We were both thrown many curve balls and excuses to quit, but we maintained our faith in each other and the film. With many helping hands, it worked out. One additional note on the sensitivities around content: we had many wonderful rough cut viewers and reviewers over the years. What was so striking though, was that people were really opinionated, and their opinions were often diametrically opposed. More history, less history. More family, less family. More politics, less politics. There were formal considerations, but the opinions seemed to boil down to people's conflicting feelings on the exact right note that they thought descendants of slave traders should strike. There was thus an incredible dialogue on race going on behind the scenes. It made the process of "finding the film" and finding my voice really challenging, but it kept us focused on the point of it all.

What are your specific goals for the Sundance Film Festival?
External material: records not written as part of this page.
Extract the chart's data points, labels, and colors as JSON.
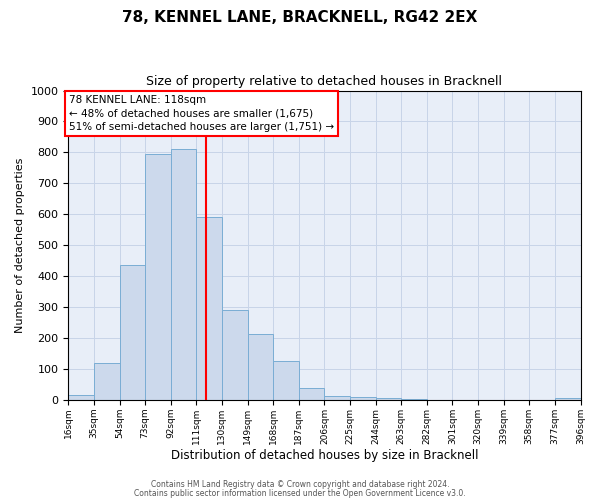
{
  "title": "78, KENNEL LANE, BRACKNELL, RG42 2EX",
  "subtitle": "Size of property relative to detached houses in Bracknell",
  "xlabel": "Distribution of detached houses by size in Bracknell",
  "ylabel": "Number of detached properties",
  "bar_values": [
    15,
    120,
    435,
    795,
    810,
    590,
    290,
    213,
    125,
    40,
    13,
    10,
    5,
    3,
    0,
    0,
    0,
    0,
    0,
    7
  ],
  "bin_edges": [
    16,
    35,
    54,
    73,
    92,
    111,
    130,
    149,
    168,
    187,
    206,
    225,
    244,
    263,
    282,
    301,
    320,
    339,
    358,
    377,
    396
  ],
  "tick_labels": [
    "16sqm",
    "35sqm",
    "54sqm",
    "73sqm",
    "92sqm",
    "111sqm",
    "130sqm",
    "149sqm",
    "168sqm",
    "187sqm",
    "206sqm",
    "225sqm",
    "244sqm",
    "263sqm",
    "282sqm",
    "301sqm",
    "320sqm",
    "339sqm",
    "358sqm",
    "377sqm",
    "396sqm"
  ],
  "bar_color": "#ccd9ec",
  "bar_edge_color": "#7aadd4",
  "vline_x": 118,
  "vline_color": "red",
  "ylim": [
    0,
    1000
  ],
  "yticks": [
    0,
    100,
    200,
    300,
    400,
    500,
    600,
    700,
    800,
    900,
    1000
  ],
  "grid_color": "#c8d4e8",
  "bg_color": "#e8eef8",
  "annotation_text": "78 KENNEL LANE: 118sqm\n← 48% of detached houses are smaller (1,675)\n51% of semi-detached houses are larger (1,751) →",
  "annotation_box_color": "white",
  "annotation_box_edge_color": "red",
  "footer1": "Contains HM Land Registry data © Crown copyright and database right 2024.",
  "footer2": "Contains public sector information licensed under the Open Government Licence v3.0.",
  "title_fontsize": 11,
  "subtitle_fontsize": 9
}
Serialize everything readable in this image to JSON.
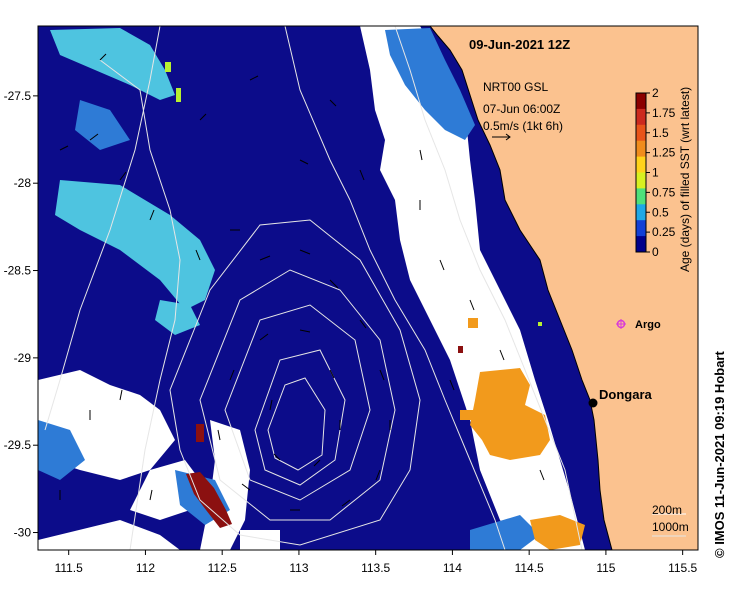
{
  "title": "09-Jun-2021 12Z",
  "velocity_legend": {
    "line1": "NRT00 GSL",
    "line2": "07-Jun 06:00Z",
    "line3": "0.5m/s (1kt 6h)"
  },
  "colorbar": {
    "label": "Age (days) of filled SST (wrt latest)",
    "ticks": [
      "2",
      "1.75",
      "1.5",
      "1.25",
      "1",
      "0.75",
      "0.5",
      "0.25",
      "0"
    ],
    "colors": [
      "#8b0000",
      "#cc2a1e",
      "#e8541a",
      "#f08c1c",
      "#ffd21a",
      "#d8f020",
      "#4ee07a",
      "#1ea8e6",
      "#123fd6",
      "#00008b"
    ]
  },
  "map": {
    "x_ticks": [
      "111.5",
      "112",
      "112.5",
      "113",
      "113.5",
      "114",
      "114.5",
      "115",
      "115.5"
    ],
    "y_ticks": [
      "-27.5",
      "-28",
      "-28.5",
      "-29",
      "-29.5",
      "-30"
    ],
    "lon_range": [
      111.3,
      115.6
    ],
    "lat_range": [
      -30.1,
      -27.1
    ]
  },
  "places": {
    "dongara": "Dongara",
    "argo": "Argo"
  },
  "depth_legend": {
    "line1": "200m",
    "line2": "1000m"
  },
  "credit": "© IMOS 11-Jun-2021 09:19 Hobart",
  "colors": {
    "land": "#fbc28f",
    "ocean": "#0c0c8a",
    "missing": "#ffffff",
    "stale": "#f29a1c",
    "recent": "#4ec4e0",
    "mid": "#2e7bd6",
    "argo": "#d83ad8"
  }
}
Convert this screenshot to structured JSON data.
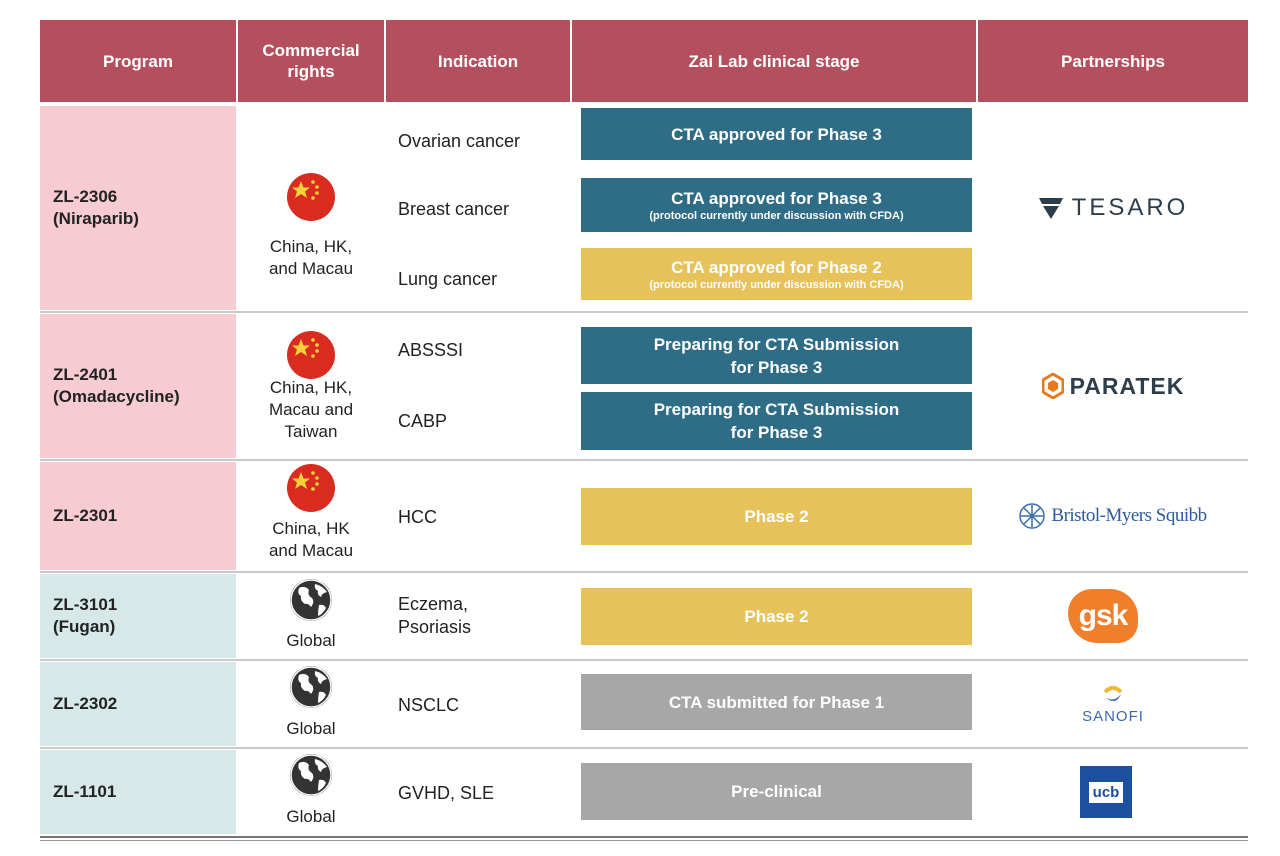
{
  "table": {
    "headers": [
      [
        "Program"
      ],
      [
        "Commercial",
        "rights"
      ],
      [
        "Indication"
      ],
      [
        "Zai Lab clinical stage"
      ],
      [
        "Partnerships"
      ]
    ],
    "rows": [
      {
        "program": [
          "ZL-2306",
          "(Niraparib)"
        ],
        "rights": [
          "China, HK,",
          "and Macau"
        ],
        "indications": [
          [
            "Ovarian cancer"
          ],
          [
            "Breast cancer"
          ],
          [
            "Lung cancer"
          ]
        ],
        "stages": [
          {
            "text": [
              "CTA approved for Phase 3"
            ],
            "color": "#2f6c86"
          },
          {
            "text": [
              "CTA approved for Phase 3"
            ],
            "note": "(protocol currently under discussion with CFDA)",
            "color": "#2f6c86"
          },
          {
            "text": [
              "CTA approved for Phase 2"
            ],
            "note": "(protocol currently under discussion with CFDA)",
            "color": "#e7c15a"
          }
        ],
        "partner": "TESARO"
      },
      {
        "program": [
          "ZL-2401",
          "(Omadacycline)"
        ],
        "rights": [
          "China, HK,",
          "Macau and",
          "Taiwan"
        ],
        "indications": [
          [
            "ABSSSI"
          ],
          [
            "CABP"
          ]
        ],
        "stages": [
          {
            "text": [
              "Preparing for CTA Submission",
              "for Phase 3"
            ],
            "color": "#2f6c86"
          },
          {
            "text": [
              "Preparing for  CTA Submission",
              "for Phase 3"
            ],
            "color": "#2f6c86"
          }
        ],
        "partner": "PARATEK"
      },
      {
        "program": [
          "ZL-2301"
        ],
        "rights": [
          "China, HK",
          "and Macau"
        ],
        "indications": [
          [
            "HCC"
          ]
        ],
        "stages": [
          {
            "text": [
              "Phase 2"
            ],
            "color": "#e7c15a"
          }
        ],
        "partner": "Bristol-Myers Squibb"
      },
      {
        "program": [
          "ZL-3101",
          "(Fugan)"
        ],
        "rights": [
          "Global"
        ],
        "indications": [
          [
            "Eczema,",
            "Psoriasis"
          ]
        ],
        "stages": [
          {
            "text": [
              "Phase 2"
            ],
            "color": "#e7c15a"
          }
        ],
        "partner": "gsk"
      },
      {
        "program": [
          "ZL-2302"
        ],
        "rights": [
          "Global"
        ],
        "indications": [
          [
            "NSCLC"
          ]
        ],
        "stages": [
          {
            "text": [
              "CTA submitted for Phase 1"
            ],
            "color": "#a7a7a7"
          }
        ],
        "partner": "SANOFI"
      },
      {
        "program": [
          "ZL-1101"
        ],
        "rights": [
          "Global"
        ],
        "indications": [
          [
            "GVHD, SLE"
          ]
        ],
        "stages": [
          {
            "text": [
              "Pre-clinical"
            ],
            "color": "#a7a7a7"
          }
        ],
        "partner": "ucb"
      }
    ]
  }
}
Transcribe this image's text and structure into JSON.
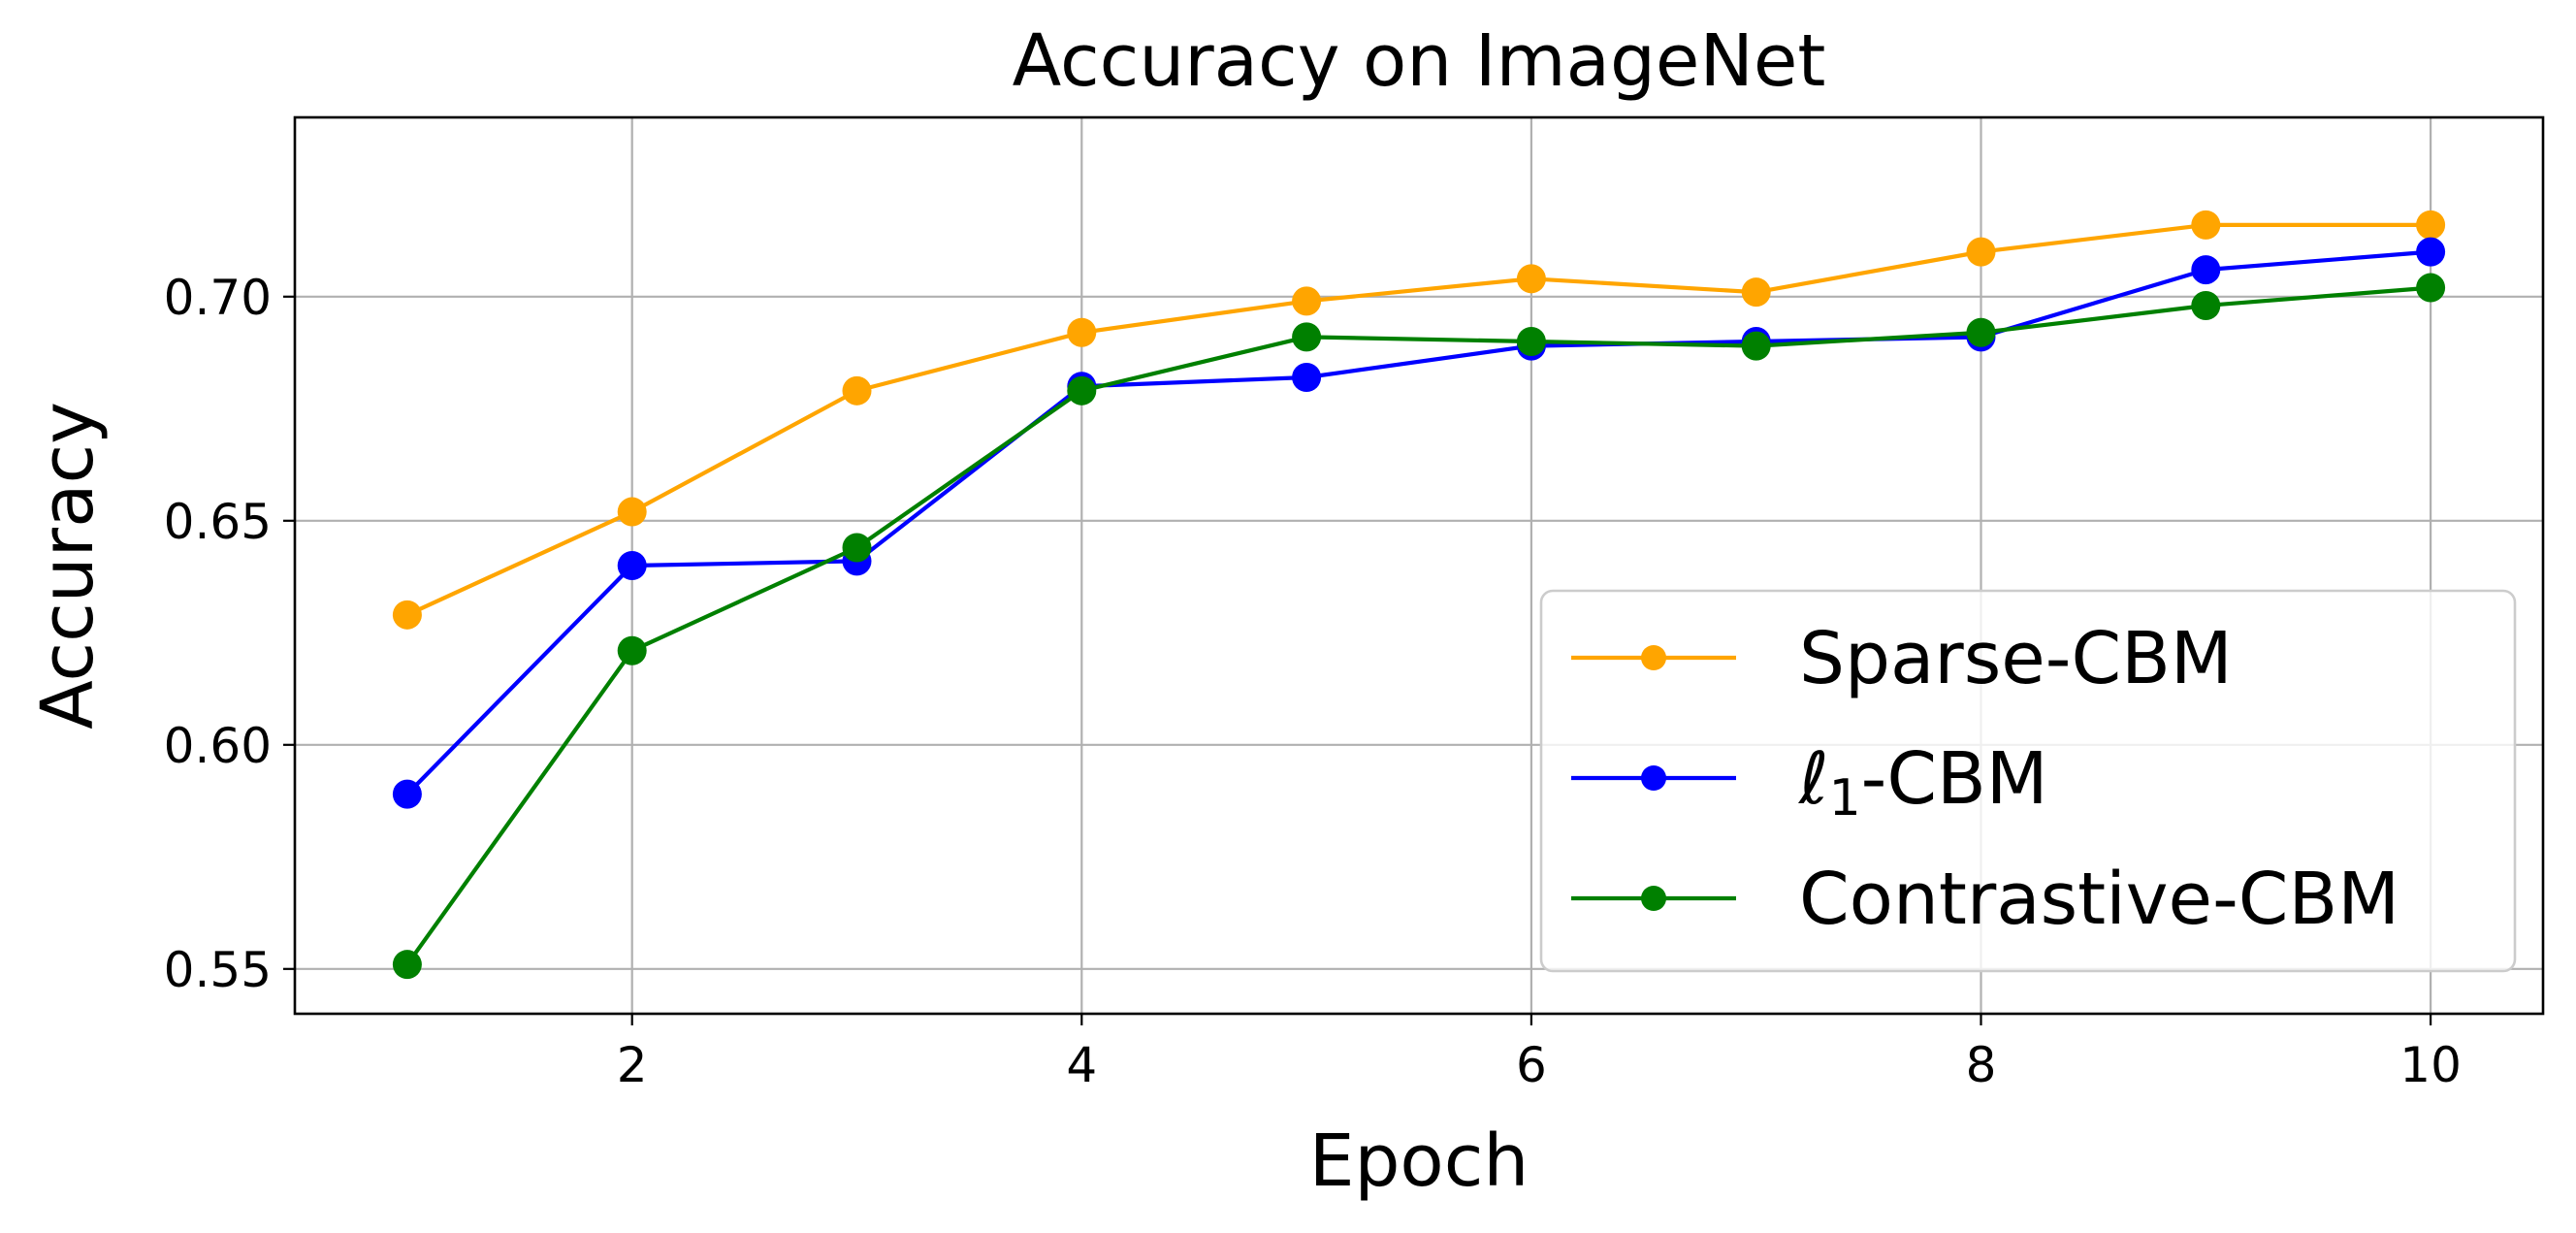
{
  "chart_data": {
    "type": "line",
    "title": "Accuracy on ImageNet",
    "xlabel": "Epoch",
    "ylabel": "Accuracy",
    "x": [
      1,
      2,
      3,
      4,
      5,
      6,
      7,
      8,
      9,
      10
    ],
    "xlim": [
      0.5,
      10.5
    ],
    "ylim": [
      0.54,
      0.74
    ],
    "xticks": [
      2,
      4,
      6,
      8,
      10
    ],
    "xtick_labels": [
      "2",
      "4",
      "6",
      "8",
      "10"
    ],
    "yticks": [
      0.55,
      0.6,
      0.65,
      0.7
    ],
    "ytick_labels": [
      "0.55",
      "0.60",
      "0.65",
      "0.70"
    ],
    "grid": true,
    "legend_position": "lower-right",
    "series": [
      {
        "name": "Sparse-CBM",
        "color": "#ffa500",
        "values": [
          0.629,
          0.652,
          0.679,
          0.692,
          0.699,
          0.704,
          0.701,
          0.71,
          0.716,
          0.716
        ]
      },
      {
        "name": "-CBM",
        "name_symbol": "ℓ",
        "name_subscript": "1",
        "color": "#0000ff",
        "values": [
          0.589,
          0.64,
          0.641,
          0.68,
          0.682,
          0.689,
          0.69,
          0.691,
          0.706,
          0.71
        ]
      },
      {
        "name": "Contrastive-CBM",
        "color": "#008000",
        "values": [
          0.551,
          0.621,
          0.644,
          0.679,
          0.691,
          0.69,
          0.689,
          0.692,
          0.698,
          0.702
        ]
      }
    ]
  }
}
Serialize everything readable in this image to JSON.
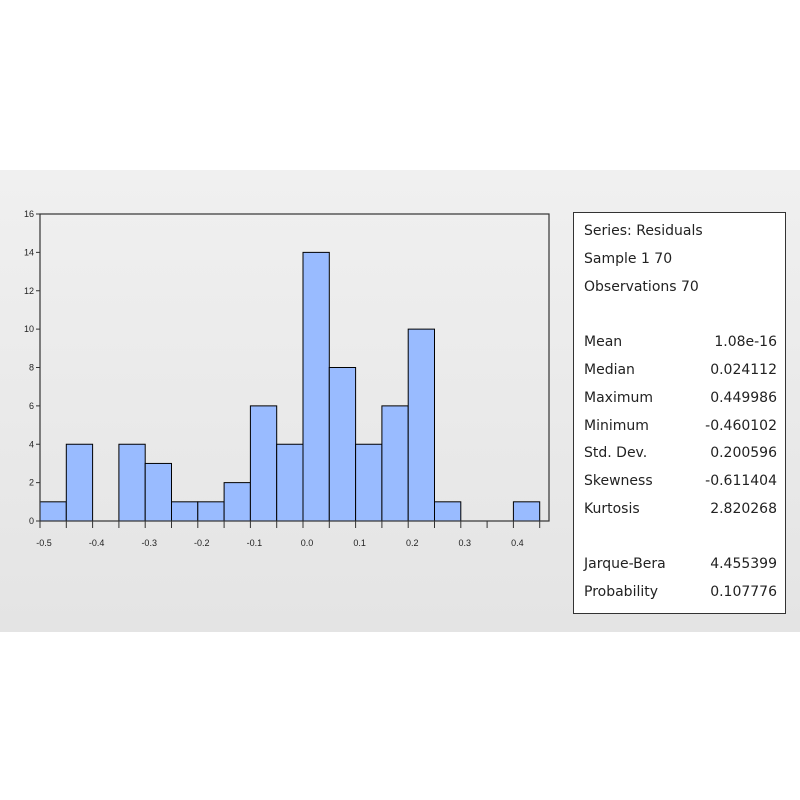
{
  "chart_data": {
    "type": "bar",
    "title": "",
    "xlabel": "",
    "ylabel": "",
    "bin_width": 0.05,
    "bins": [
      {
        "start": -0.5,
        "count": 1
      },
      {
        "start": -0.45,
        "count": 4
      },
      {
        "start": -0.4,
        "count": 0
      },
      {
        "start": -0.35,
        "count": 4
      },
      {
        "start": -0.3,
        "count": 3
      },
      {
        "start": -0.25,
        "count": 1
      },
      {
        "start": -0.2,
        "count": 1
      },
      {
        "start": -0.15,
        "count": 2
      },
      {
        "start": -0.1,
        "count": 6
      },
      {
        "start": -0.05,
        "count": 4
      },
      {
        "start": 0.0,
        "count": 14
      },
      {
        "start": 0.05,
        "count": 8
      },
      {
        "start": 0.1,
        "count": 4
      },
      {
        "start": 0.15,
        "count": 6
      },
      {
        "start": 0.2,
        "count": 10
      },
      {
        "start": 0.25,
        "count": 1
      },
      {
        "start": 0.3,
        "count": 0
      },
      {
        "start": 0.35,
        "count": 0
      },
      {
        "start": 0.4,
        "count": 1
      }
    ],
    "xlim": [
      -0.5,
      0.45
    ],
    "ylim": [
      0,
      16
    ],
    "yticks": [
      0,
      2,
      4,
      6,
      8,
      10,
      12,
      14,
      16
    ],
    "ytick_labels": [
      "0",
      "2",
      "4",
      "6",
      "8",
      "10",
      "12",
      "14",
      "16"
    ],
    "xticks": [
      -0.5,
      -0.4,
      -0.3,
      -0.2,
      -0.1,
      0.0,
      0.1,
      0.2,
      0.3,
      0.4
    ],
    "xtick_labels": [
      "-0.5",
      "-0.4",
      "-0.3",
      "-0.2",
      "-0.1",
      "0.0",
      "0.1",
      "0.2",
      "0.3",
      "0.4"
    ],
    "bar_color": "#99bbff",
    "bar_edge_color": "#000000",
    "grid": false
  },
  "stats": {
    "series": "Series: Residuals",
    "sample": "Sample 1 70",
    "observations": "Observations 70",
    "rows": [
      {
        "label": "Mean",
        "value": "1.08e-16"
      },
      {
        "label": "Median",
        "value": "0.024112"
      },
      {
        "label": "Maximum",
        "value": "0.449986"
      },
      {
        "label": "Minimum",
        "value": "-0.460102"
      },
      {
        "label": "Std. Dev.",
        "value": "0.200596"
      },
      {
        "label": "Skewness",
        "value": "-0.611404"
      },
      {
        "label": "Kurtosis",
        "value": "2.820268"
      }
    ],
    "test_rows": [
      {
        "label": "Jarque-Bera",
        "value": "4.455399"
      },
      {
        "label": "Probability",
        "value": "0.107776"
      }
    ]
  }
}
We're excited to talk to distributors who'd like to join us in bringing the film to a broad public this year. 2008 is the bicentennial of the U.S. abolition of the slave trade (the law, signed by President Thomas Jefferson went into effect January 1, 1808). Major cultural institutions in the U.S. are now organizing commemorative and educational events, partly inspired by 2007 events in England where they've been recognizing the bicentennial of their close of the trade (including with the release of Michael Apted's "Amazing Grace"). The bicentennial is an ideal moment to reframe the myth of Northern innocence and Southern sole guilt, since the slave trade was primarily conducted on Northern ships, with Northern trade goods, and Northern financial backing. And in terms of the black/white divide today, it's always a good time to keep digging into the heart of the matter. So we look forward to talking to viewers and to the press as well.

What are some of your recent favorite films?

Semi-recent favorites: "Cache" by Michael Haneke, "The Lives of Others" by Florian Henckel von Donnersmarck, "In the Realms of the Unreal" by Jessica Yu, "The Chances of the World Changing", by Eric Daniel Metzgar and Nell Carden Grey.

How do you define success as a filmmaker?

To use this powerful art form to touch people, bringing out the better angels of our natures... in the public square, beyond the theater and television screen.

Please tell us about any upcoming projects?

For now I'm focused on getting this film out in the world, developing our distribution partnerships, and our education and community dialogue plans. I have a few ideas in my pocket for future projects.